Don’t get me wrong, the iPhone isn’t unusable with EDGE…but it certainly changes the user experience. As an example, I used Maps to get driving directions to a friend’s house; they live only about five miles from where we were staying. The route line (purple) and textual directions appeared instantly, but the map’s background was all-black. I checked the settings to make sure Hybrid was checked; it was (unfortunately, I didn’t think to switch to Map view mode to see if it solved the problem). As we started driving, the black background slowly began to be replaced by satellite imagery. However, we were more than halfway there before all the black spots vanished.
I also used Flixter’s Movies app to find nearby theaters (in the hopes we might have time to grab a movie; it didn’t work out that way, though). While the app worked quite well, I forgot about the EDGE network and asked Movies to show us a trailer. After a couple minutes with nothing really happening onscreen, though, I gave up on that idea. The lack of speed is also noticeable in simple Web browsing, where the more-complex sites take notably longer to load than they do when on a 3G network.
Some days, EDGE seemed to do better than others, but it was never anywhere near the speeds I’ve become used to on the 3G network. While the slow speeds didn’t turn my iPhone into an unusable device, they did alter the ways in which I used it. Anything that required speed was done in our rented home, where we had a nice fast wireless cable modem connection to the Internet. When out and about, I tried to remember not to do anything data-intensive, as the waiting time could be painful. (The friends we went to visit say that there are rumors of 3G arriving this fall; they are hoping these rumors turn out to be true!)

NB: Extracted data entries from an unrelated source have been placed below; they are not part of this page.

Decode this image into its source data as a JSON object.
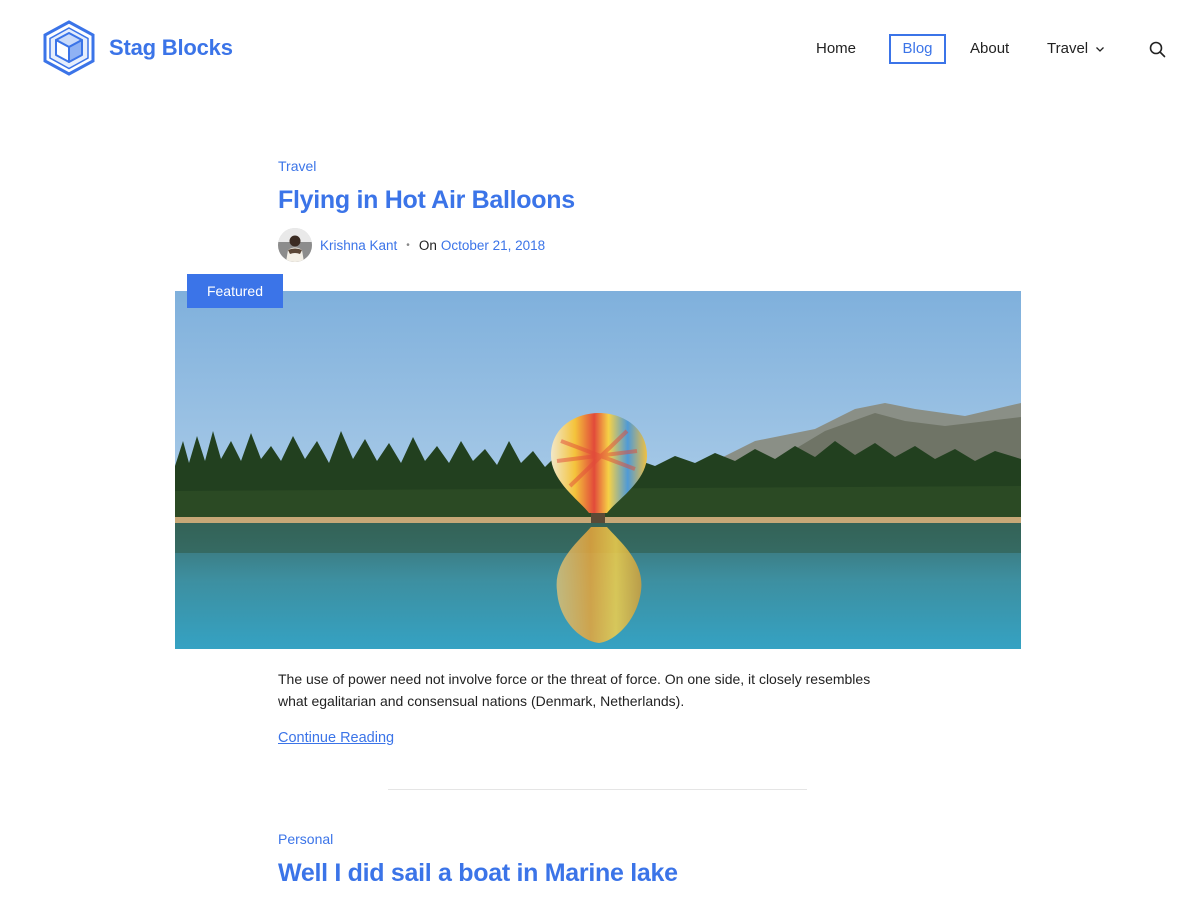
{
  "site": {
    "name": "Stag Blocks",
    "logo_icon": "cube-logo-icon"
  },
  "nav": {
    "items": [
      {
        "label": "Home",
        "active": false
      },
      {
        "label": "Blog",
        "active": true
      },
      {
        "label": "About",
        "active": false
      },
      {
        "label": "Travel",
        "active": false,
        "has_dropdown": true
      }
    ],
    "search_icon": "search-icon"
  },
  "posts": [
    {
      "category": "Travel",
      "title": "Flying in Hot Air Balloons",
      "author": "Krishna Kant",
      "date_prefix": "On",
      "date": "October 21, 2018",
      "badge": "Featured",
      "excerpt": "The use of power need not involve force or the threat of force. On one side, it closely resembles what egalitarian and consensual nations (Denmark, Netherlands).",
      "read_more": "Continue Reading"
    },
    {
      "category": "Personal",
      "title": "Well I did sail a boat in Marine lake"
    }
  ],
  "colors": {
    "accent": "#3b74e8",
    "text": "#222222",
    "divider": "#e5e5e5"
  }
}
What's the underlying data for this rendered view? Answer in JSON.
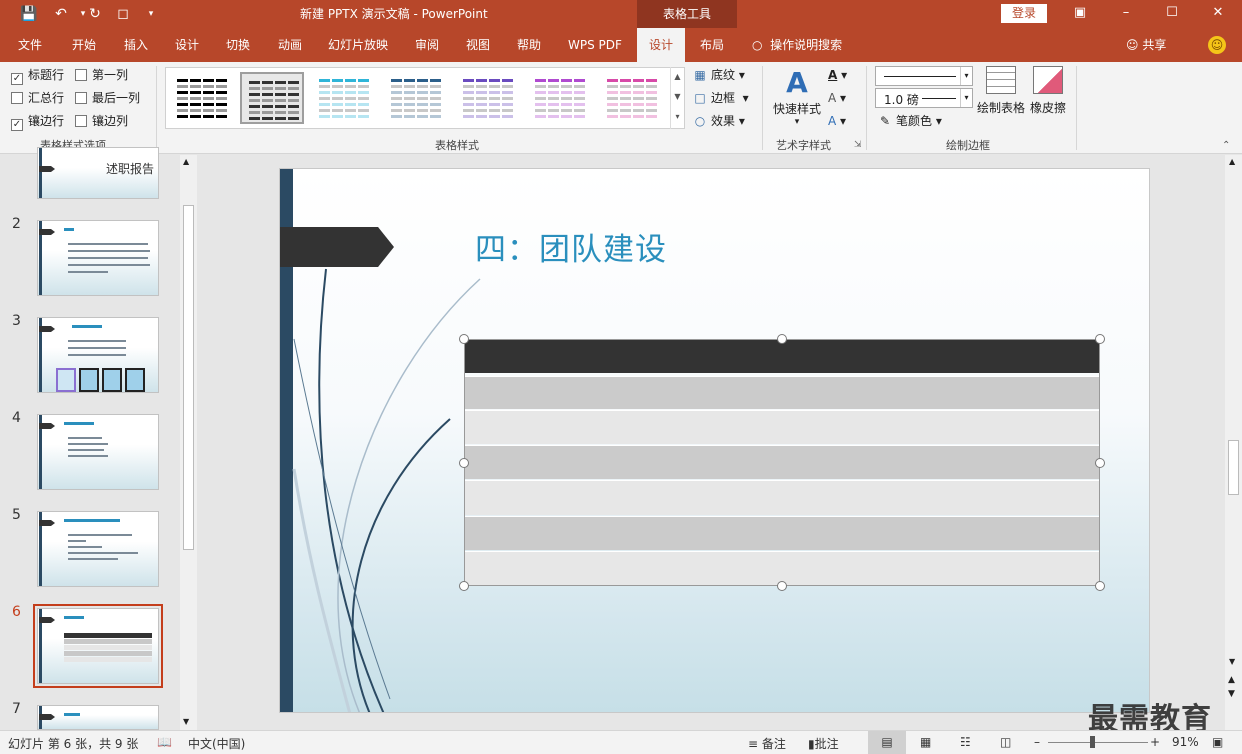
{
  "titlebar": {
    "doc_title": "新建 PPTX 演示文稿  -  PowerPoint",
    "context_tab": "表格工具",
    "login": "登录"
  },
  "tabs": [
    "文件",
    "开始",
    "插入",
    "设计",
    "切换",
    "动画",
    "幻灯片放映",
    "审阅",
    "视图",
    "帮助",
    "WPS PDF",
    "设计",
    "布局"
  ],
  "tell_me": "操作说明搜索",
  "share": "共享",
  "ribbon": {
    "style_options": {
      "label": "表格样式选项",
      "items": [
        {
          "label": "标题行",
          "checked": true
        },
        {
          "label": "第一列",
          "checked": false
        },
        {
          "label": "汇总行",
          "checked": false
        },
        {
          "label": "最后一列",
          "checked": false
        },
        {
          "label": "镶边行",
          "checked": true
        },
        {
          "label": "镶边列",
          "checked": false
        }
      ]
    },
    "table_styles": {
      "label": "表格样式",
      "colors": [
        "#000000",
        "#333333",
        "#2fb5d8",
        "#2c5f8a",
        "#6a4bbf",
        "#b04ad0",
        "#d74aa8"
      ],
      "shading": "底纹",
      "border": "边框",
      "effects": "效果"
    },
    "wordart": {
      "label": "艺术字样式",
      "quick_styles": "快速样式"
    },
    "draw_borders": {
      "label": "绘制边框",
      "pen_weight": "1.0 磅",
      "pen_color": "笔颜色",
      "draw_table": "绘制表格",
      "eraser": "橡皮擦"
    }
  },
  "slides": [
    {
      "num": "",
      "label": "述职报告"
    },
    {
      "num": "2"
    },
    {
      "num": "3"
    },
    {
      "num": "4"
    },
    {
      "num": "5"
    },
    {
      "num": "6"
    },
    {
      "num": "7"
    }
  ],
  "slide": {
    "title": "四：团队建设"
  },
  "status": {
    "slide_info": "幻灯片 第 6 张，共 9 张",
    "language": "中文(中国)",
    "notes": "备注",
    "comments": "批注",
    "zoom": "91%"
  },
  "watermark": "最需教育"
}
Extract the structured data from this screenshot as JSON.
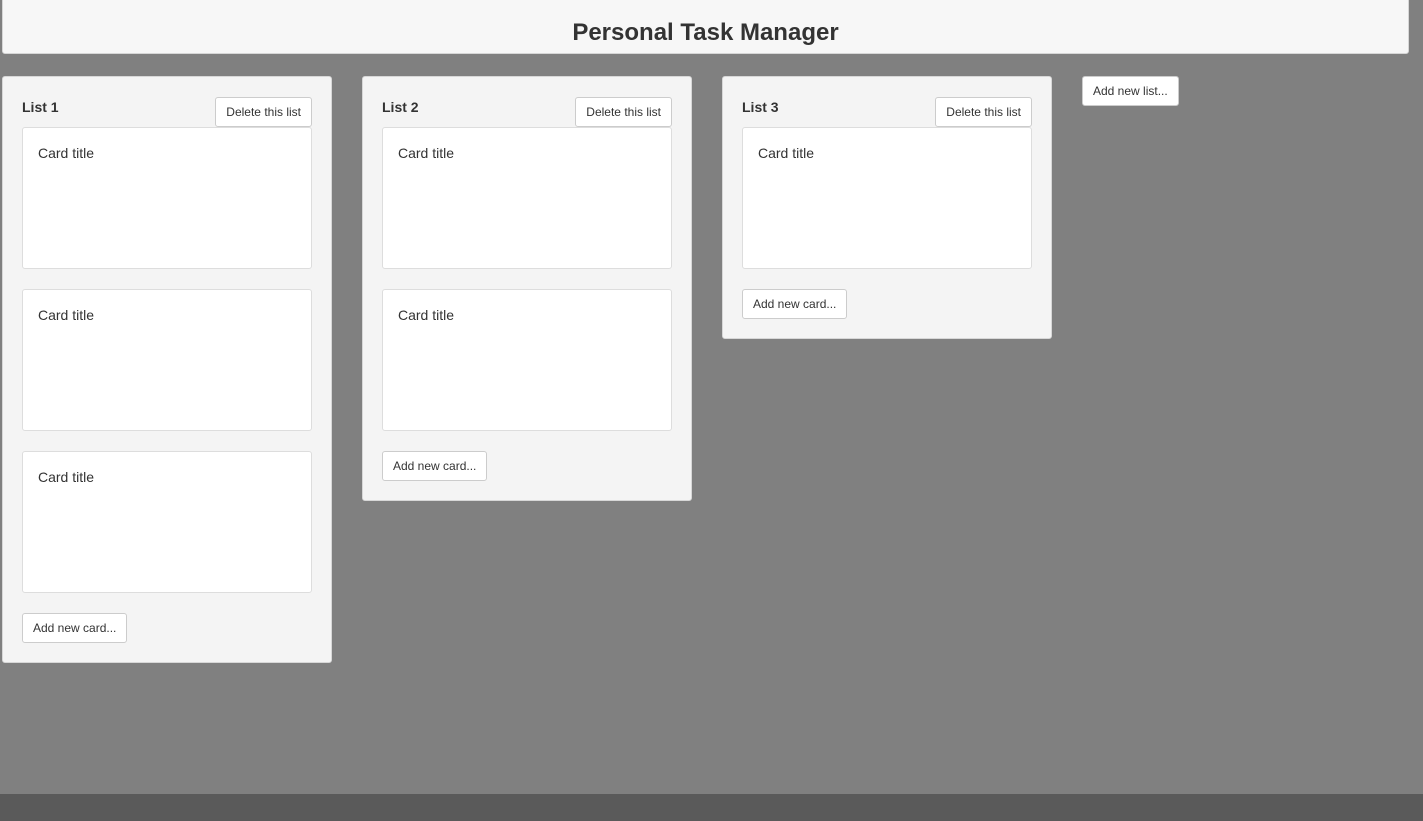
{
  "app": {
    "title": "Personal Task Manager"
  },
  "lists": [
    {
      "title": "List 1",
      "delete_label": "Delete this list",
      "cards": [
        {
          "title": "Card title"
        },
        {
          "title": "Card title"
        },
        {
          "title": "Card title"
        }
      ],
      "add_card_label": "Add new card..."
    },
    {
      "title": "List 2",
      "delete_label": "Delete this list",
      "cards": [
        {
          "title": "Card title"
        },
        {
          "title": "Card title"
        }
      ],
      "add_card_label": "Add new card..."
    },
    {
      "title": "List 3",
      "delete_label": "Delete this list",
      "cards": [
        {
          "title": "Card title"
        }
      ],
      "add_card_label": "Add new card..."
    }
  ],
  "add_list_label": "Add new list...",
  "colors": {
    "background": "#808080",
    "header_bg": "#f7f7f7",
    "list_bg": "#f4f4f4",
    "card_bg": "#ffffff",
    "footer_bg": "#5a5a5a",
    "text": "#333333"
  }
}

I never really considered just how much of a role the 3G network plays in the iPhone’s usability as an always-there Internet device. It seems obvious in hindsight, but living and working in 3G-only areas, I’d just never had much experience with EDGE. Now that I’ve spent a week “on edge,” so to speak, I’m quite happy to have my 3G network back. For those of you living in EDGE-only areas, I can only hope that AT&T rolls out the 3G network as quickly as practical. While an iPhone on the EDGE network is a very good always-there internet device, an iPhone on the 3G network is a great always-there Internet device.